11. FRCC / Larimer Campus,               $14.2 million                           $14.8 million
Science Classroom Project
12. Adams State / Richardson              $12.6 million                           $14 million
Hall Renovation and Addition
If market conditions improve, up to five additional projects would receive Certificate of Participation funding. Click here to see all 17 projects listed in House Joint Resolution 1048.
Gov. Ritter today also signed Senate Bill 133, sponsored by Sen. Brandon Shaffer and Rep. Andy Kerr, which establishes a scholarship program for teachers in high-demand subjects.
"Teach for Colorado Scholarships" will help student teachers pay for tuition, fees and books necessary to complete a bachelor's degree in mathematics, science, special education, and other high-demand teaching areas.
"Scholarships for student-teachers are an effective way to address teacher shortages in high-demand areas such as math, science, special education and English Language Acquisition," Gov. Ritter said.

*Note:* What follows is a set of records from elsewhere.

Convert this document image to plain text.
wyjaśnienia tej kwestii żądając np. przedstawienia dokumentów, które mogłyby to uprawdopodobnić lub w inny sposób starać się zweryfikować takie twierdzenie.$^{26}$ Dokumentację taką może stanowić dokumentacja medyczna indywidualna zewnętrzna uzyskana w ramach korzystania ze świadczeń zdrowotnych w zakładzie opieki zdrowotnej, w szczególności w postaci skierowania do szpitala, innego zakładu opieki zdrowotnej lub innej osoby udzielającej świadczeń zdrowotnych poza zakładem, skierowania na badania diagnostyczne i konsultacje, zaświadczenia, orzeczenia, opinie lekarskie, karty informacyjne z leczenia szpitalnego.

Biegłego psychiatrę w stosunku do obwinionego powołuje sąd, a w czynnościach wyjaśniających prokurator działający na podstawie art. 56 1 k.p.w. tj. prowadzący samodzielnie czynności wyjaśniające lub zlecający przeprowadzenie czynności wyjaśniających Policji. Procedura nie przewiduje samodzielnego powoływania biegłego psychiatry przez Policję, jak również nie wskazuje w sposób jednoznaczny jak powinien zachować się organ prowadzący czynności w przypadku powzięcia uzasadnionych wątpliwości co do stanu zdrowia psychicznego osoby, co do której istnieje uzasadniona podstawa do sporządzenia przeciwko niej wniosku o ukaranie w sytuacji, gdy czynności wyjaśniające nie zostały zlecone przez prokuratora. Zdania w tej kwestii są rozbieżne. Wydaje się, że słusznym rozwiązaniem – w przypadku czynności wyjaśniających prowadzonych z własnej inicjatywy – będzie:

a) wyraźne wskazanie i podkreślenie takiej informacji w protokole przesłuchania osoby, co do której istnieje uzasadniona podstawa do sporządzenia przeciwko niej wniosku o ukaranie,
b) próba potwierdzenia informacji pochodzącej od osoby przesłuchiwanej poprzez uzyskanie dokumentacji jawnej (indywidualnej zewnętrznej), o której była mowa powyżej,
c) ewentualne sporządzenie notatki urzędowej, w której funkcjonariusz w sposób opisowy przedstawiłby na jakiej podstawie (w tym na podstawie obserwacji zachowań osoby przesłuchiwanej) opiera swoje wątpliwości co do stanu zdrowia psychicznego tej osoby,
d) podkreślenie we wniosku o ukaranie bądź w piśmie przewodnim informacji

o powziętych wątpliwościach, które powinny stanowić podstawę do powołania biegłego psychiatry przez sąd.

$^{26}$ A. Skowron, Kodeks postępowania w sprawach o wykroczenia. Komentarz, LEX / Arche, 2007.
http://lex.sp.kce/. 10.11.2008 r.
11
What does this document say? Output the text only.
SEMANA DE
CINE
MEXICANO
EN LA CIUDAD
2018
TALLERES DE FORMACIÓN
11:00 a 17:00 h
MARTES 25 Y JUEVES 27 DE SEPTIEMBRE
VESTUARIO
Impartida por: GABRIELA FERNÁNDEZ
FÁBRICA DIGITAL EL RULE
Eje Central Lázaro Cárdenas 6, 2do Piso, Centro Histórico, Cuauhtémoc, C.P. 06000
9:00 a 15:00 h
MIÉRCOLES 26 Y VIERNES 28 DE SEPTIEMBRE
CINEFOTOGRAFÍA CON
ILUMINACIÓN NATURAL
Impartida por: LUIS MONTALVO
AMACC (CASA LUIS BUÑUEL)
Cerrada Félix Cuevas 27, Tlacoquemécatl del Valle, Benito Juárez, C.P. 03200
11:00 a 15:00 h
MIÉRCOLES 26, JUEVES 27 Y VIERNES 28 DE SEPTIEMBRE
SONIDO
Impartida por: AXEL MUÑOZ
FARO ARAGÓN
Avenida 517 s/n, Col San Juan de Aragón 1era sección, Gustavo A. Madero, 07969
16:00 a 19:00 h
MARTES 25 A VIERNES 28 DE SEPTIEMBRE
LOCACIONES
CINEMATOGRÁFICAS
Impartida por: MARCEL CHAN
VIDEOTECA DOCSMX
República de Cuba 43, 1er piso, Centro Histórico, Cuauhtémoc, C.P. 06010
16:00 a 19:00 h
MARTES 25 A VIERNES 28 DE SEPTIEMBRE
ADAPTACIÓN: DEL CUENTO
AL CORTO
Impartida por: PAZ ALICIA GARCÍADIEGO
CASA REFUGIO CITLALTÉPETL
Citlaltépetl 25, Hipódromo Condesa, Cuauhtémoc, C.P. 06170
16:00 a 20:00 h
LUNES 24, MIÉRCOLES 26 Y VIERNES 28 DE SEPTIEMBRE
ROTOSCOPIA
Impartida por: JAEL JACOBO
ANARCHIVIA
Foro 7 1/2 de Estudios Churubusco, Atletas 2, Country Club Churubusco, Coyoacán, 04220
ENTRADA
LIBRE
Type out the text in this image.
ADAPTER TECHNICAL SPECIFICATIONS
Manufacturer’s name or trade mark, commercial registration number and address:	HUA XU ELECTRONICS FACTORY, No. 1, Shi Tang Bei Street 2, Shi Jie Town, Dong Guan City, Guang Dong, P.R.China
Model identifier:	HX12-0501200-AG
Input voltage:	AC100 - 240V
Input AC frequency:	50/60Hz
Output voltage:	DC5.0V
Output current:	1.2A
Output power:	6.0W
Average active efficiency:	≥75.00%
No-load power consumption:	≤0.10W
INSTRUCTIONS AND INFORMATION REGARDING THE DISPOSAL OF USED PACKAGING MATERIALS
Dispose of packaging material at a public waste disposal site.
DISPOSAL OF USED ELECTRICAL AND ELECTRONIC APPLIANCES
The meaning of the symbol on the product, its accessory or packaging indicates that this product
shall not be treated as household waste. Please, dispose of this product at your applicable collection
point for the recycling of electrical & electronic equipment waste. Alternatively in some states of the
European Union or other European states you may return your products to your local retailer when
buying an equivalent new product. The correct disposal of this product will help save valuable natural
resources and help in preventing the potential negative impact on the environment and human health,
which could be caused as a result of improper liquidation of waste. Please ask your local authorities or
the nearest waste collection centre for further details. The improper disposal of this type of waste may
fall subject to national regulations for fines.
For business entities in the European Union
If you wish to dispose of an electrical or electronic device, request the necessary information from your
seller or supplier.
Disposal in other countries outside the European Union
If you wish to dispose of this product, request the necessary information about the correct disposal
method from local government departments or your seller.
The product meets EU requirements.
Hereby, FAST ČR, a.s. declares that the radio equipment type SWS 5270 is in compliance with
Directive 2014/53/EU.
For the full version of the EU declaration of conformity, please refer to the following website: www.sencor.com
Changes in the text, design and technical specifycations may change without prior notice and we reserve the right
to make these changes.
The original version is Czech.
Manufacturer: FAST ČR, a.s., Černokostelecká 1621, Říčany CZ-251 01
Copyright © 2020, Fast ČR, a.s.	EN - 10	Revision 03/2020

"Study after study shows us that high quality education starts with high quality teachers," Sen. Shaffer said. "Today we are removing barriers for prospective educators by offering incentives to complete their teaching degrees. This is a win for students, for teachers and for the future of Colorado."
"Colorado's students must be prepared to compete for 21st century jobs," Rep. Kerr said. "Recruiting and retaining the best teachers in the fields of math and science will ensure Colorado kids come out ahead."